SDKs have been "a real thorn in the side of privacy advocates," Jerome said. "Almost every developer and app are putting out SDKs, and there are ways data is shared or leaked via SDKs that's not compliant with COPPA. The concern has always been it incentivized a lot of bad behaviors and putting heads in the sand because of this data ecosystem with data going everywhere and SDKs saying: 'I didn't know,' and then not having to comply with COPPA," he said. 

Of course, it's always crucial for operators to vet their third-party vendors, said Attai. The settlements mean SDK providers should no longer shrug their shoulders and expect operators to take the fall. 
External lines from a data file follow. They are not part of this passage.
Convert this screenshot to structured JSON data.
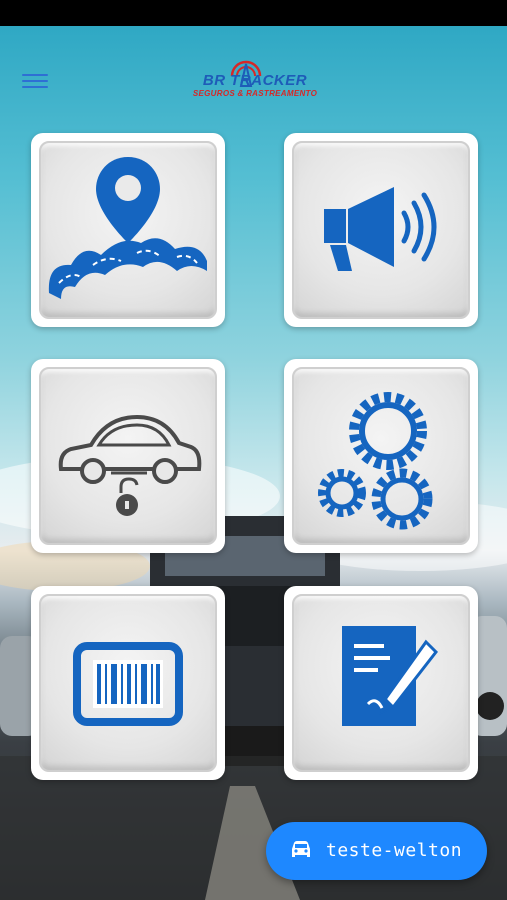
{
  "header": {
    "logo_main": "BR  TRACKER",
    "logo_sub": "SEGUROS & RASTREAMENTO",
    "menu_icon": "hamburger-menu-icon"
  },
  "tiles": [
    {
      "id": "route",
      "icon": "map-pin-road-icon"
    },
    {
      "id": "alert",
      "icon": "megaphone-icon"
    },
    {
      "id": "lock",
      "icon": "car-lock-icon"
    },
    {
      "id": "settings",
      "icon": "gears-icon"
    },
    {
      "id": "barcode",
      "icon": "barcode-icon"
    },
    {
      "id": "contract",
      "icon": "document-sign-icon"
    }
  ],
  "vehicle": {
    "label": "teste-welton",
    "icon": "car-icon"
  },
  "colors": {
    "accent": "#1e88ff",
    "icon_blue": "#1565c0",
    "icon_gray": "#4a4a4a",
    "logo_blue": "#1e5cb8",
    "logo_red": "#d62828"
  }
}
"These SDK providers also now need to verify whether the products they're operating in are intended for children by taking steps such as getting affirmations about the audience from the developer, leveraging signals from third parties such as app store platforms, etc., and to configure their services accordingly," she said. That means limiting data collection and avoiding profiling or behavioral targeting. 

While all of the settlements differ from each other on specifics, most require the operator or SDK to sweep its database for kid-related keywords to identify any children's data collected and delete it. The Disney settlement requires it to remove SDKs in any apps directed at kids. Comscore must identify its kids-app categories, and it's prohibited from collecting device IDs from any user of those apps. 

"The keyword provisions of the settlement say it's an app that the SDKs knew or should have known was targeted or directed at kids," Jerome said.

And while many poo-pooed the settlement as a nothing-burger, "The reality is it affects a bunch of really large players," Jerome added. "It's swiping at Disney, which is not nothing, and a lot of the major SDKs that are deployed by thousands and thousands of apps." 

Attai said the last time the Federal Trade Commission updated COPPA, some SDK providers stood down from children's apps, "then quickly came back in with solutions that met the requirements." 

If the settlement has significant implications, it may be that we soon see a similar trend.